Un informe médico publicado en The Guardian revela que el hambre no es una sola sensación, sino un sistema complejo dentro del cerebro. La diferencia entre "hambre" y "apetito" puede determinar por qué comemos incluso después de estar saciados.
¿Cuáles son las áreas del cerebro que controlan el hambre?
El profesor Giles Yeo explica que tres áreas cerebrales controlan la alimentación:
Una área que monitorea la energía y el azúcar en la sangre
Una área que detecta la saciedad del estómago
Y un tercer sistema relacionado con la recompensa y el deseo
Este último sistema es el que te impulsa a comer incluso sin hambre real.
¿Por qué nos sentimos atraídos por la comida incluso después de estar saciados?
Los científicos llaman a esta condición "hambre hedónica".
Los sentidos como el olfato, la apariencia e incluso el sonido de "crujir de la comida" pueden estimular al cerebro a comer.
El resultado: comer por placer y no por necesidad.
¿Cómo hace el estrés que el apetito sea más fuerte?
El estrés psicológico debilita la capacidad del cerebro para regular el comportamiento alimentario.
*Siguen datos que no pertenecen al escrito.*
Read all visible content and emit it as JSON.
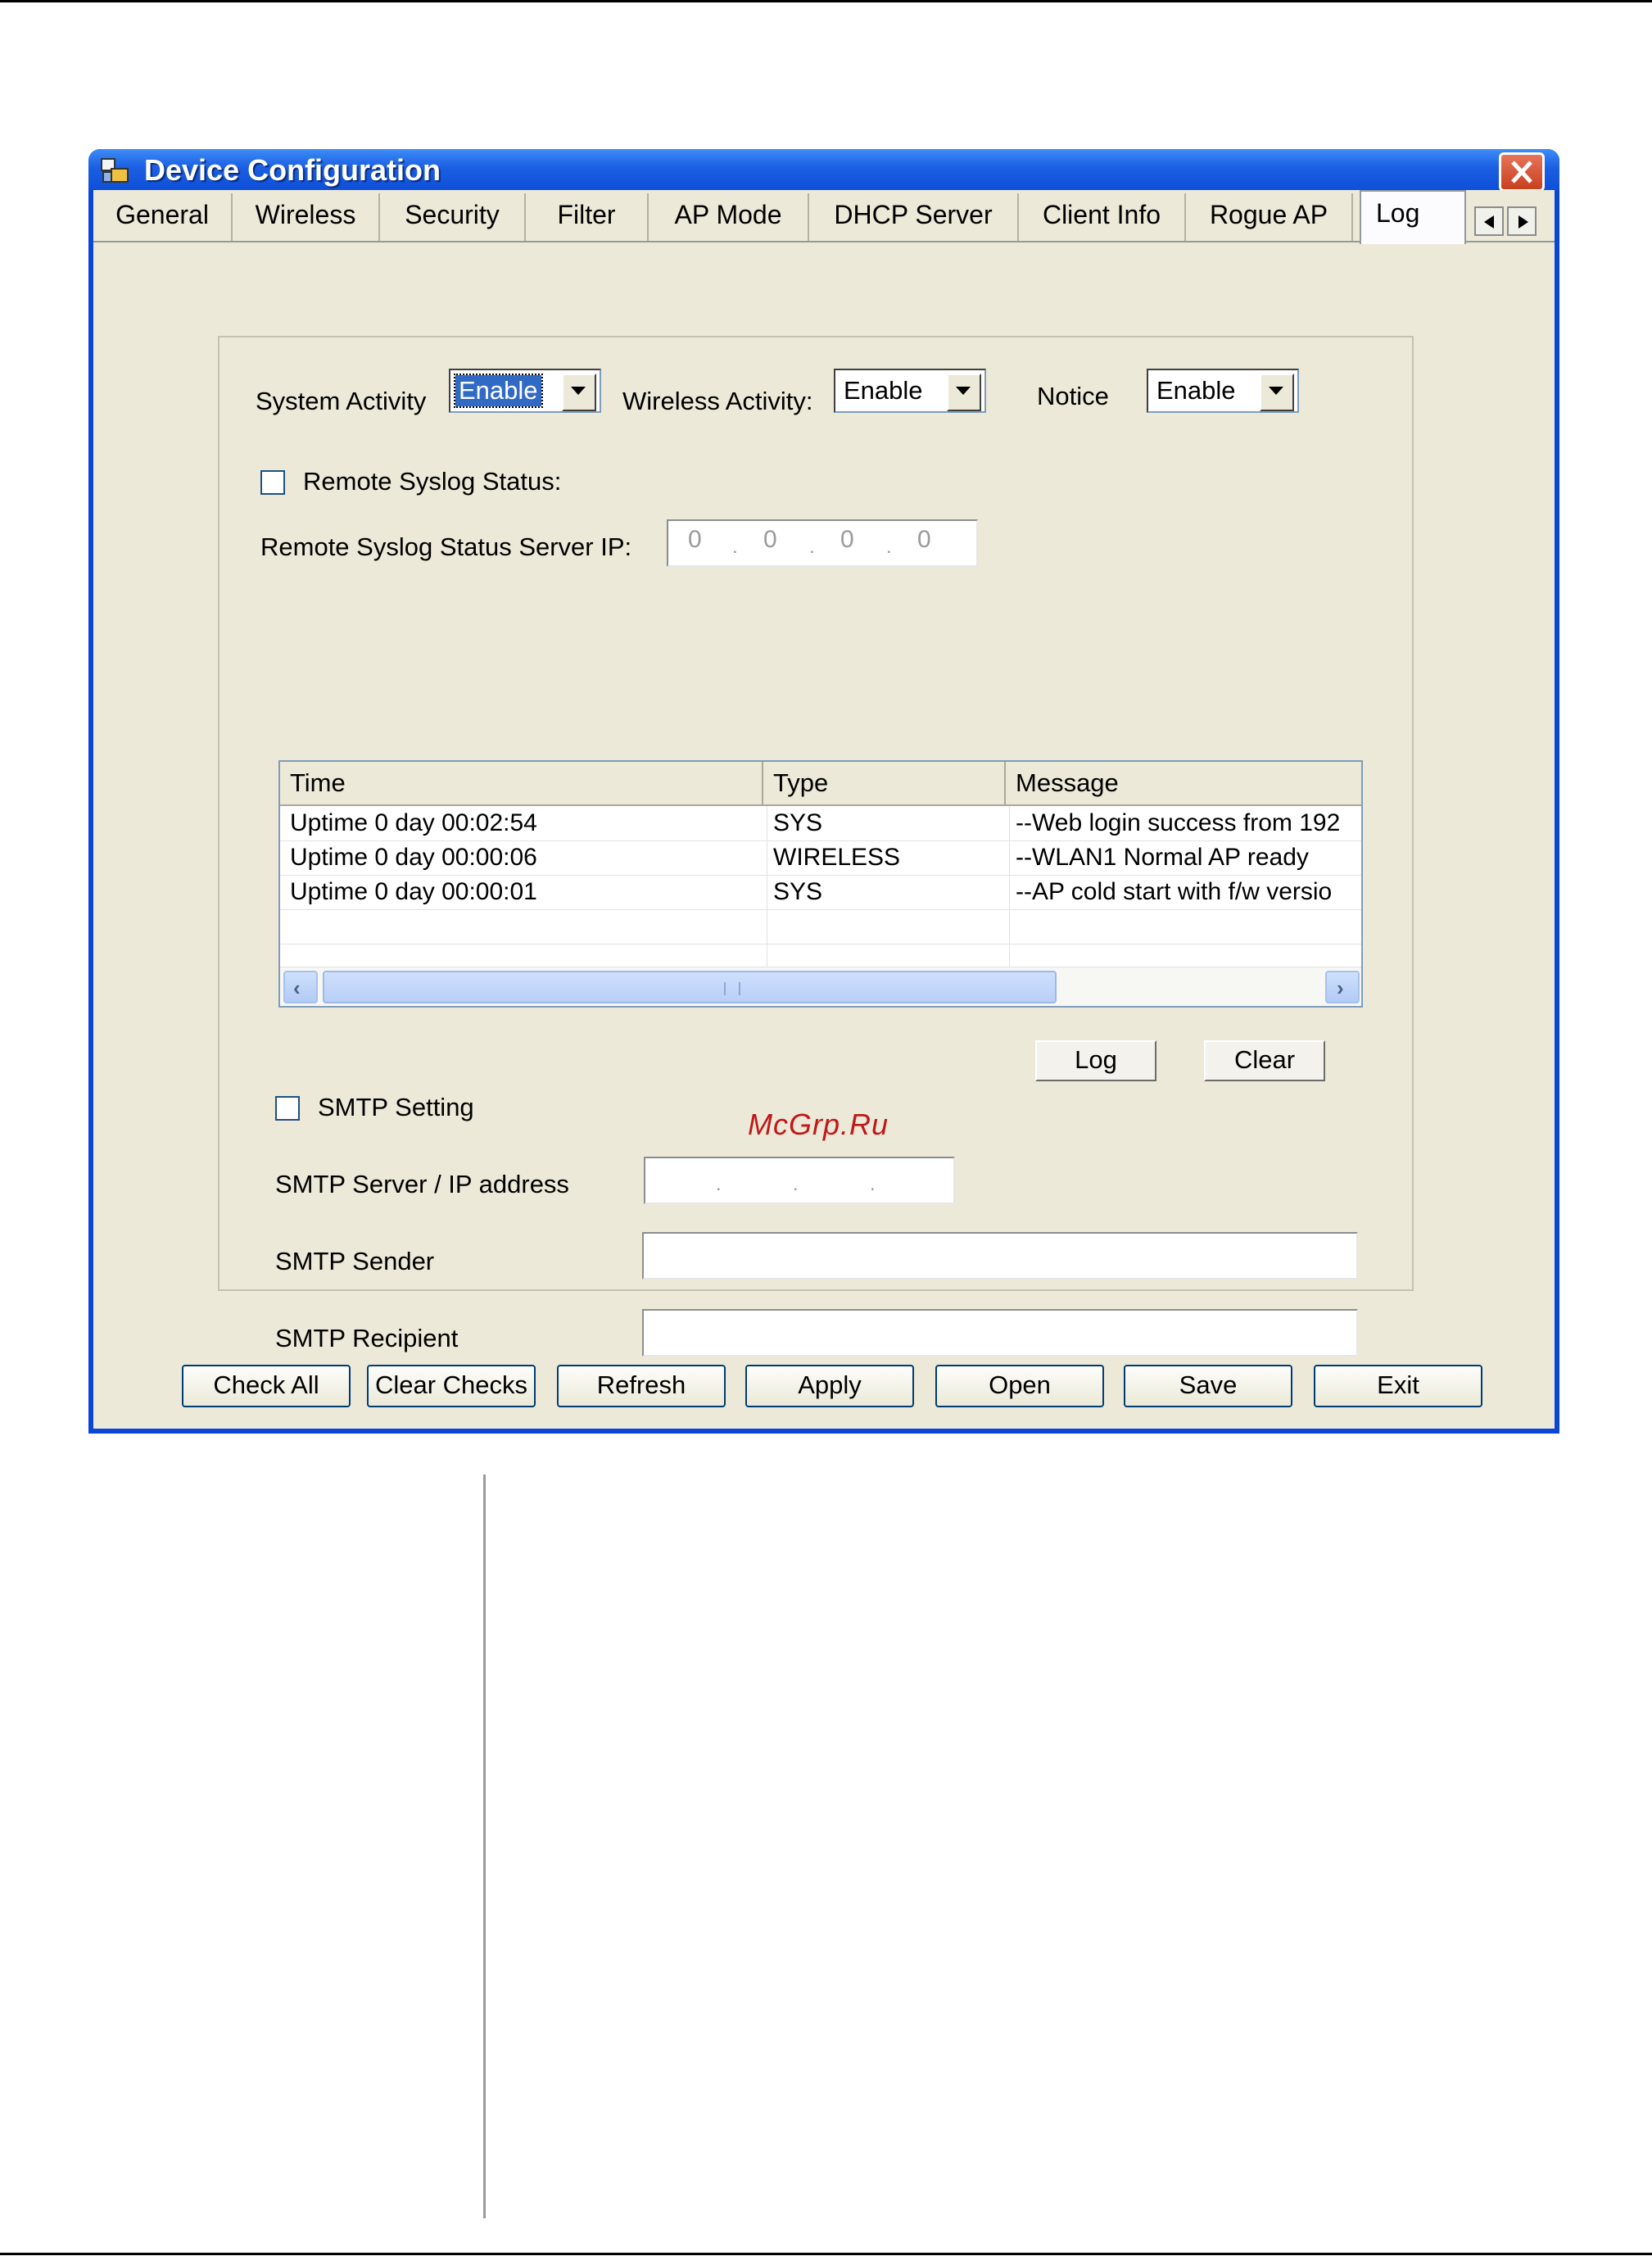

En momentos de estrés, el cuerpo anhela alimentos ricos en azúcar y grasas porque le proporcionan energía rápida y temporal.
Así, el estrés se convierte en uno de los motores más poderosos de la alimentación inconsciente.
¿Se diseñan los alimentos para aumentar nuestro apetito?
Los expertos en neurociencia alimentaria indican que algunas empresas desarrollan alimentos "hiperapetitosos".
Estos alimentos afectan hormonas de saciedad como la leptina, lo que hace que detenerse de comer sea más difícil con el tiempo.
¿Cómo se puede controlar el apetito?
El informe recomienda una estrategia de "conciencia alimentaria", es decir, detenerse por unos segundos antes de comer.
La simple pregunta: ¿realmente tengo hambre o solo quiero comer?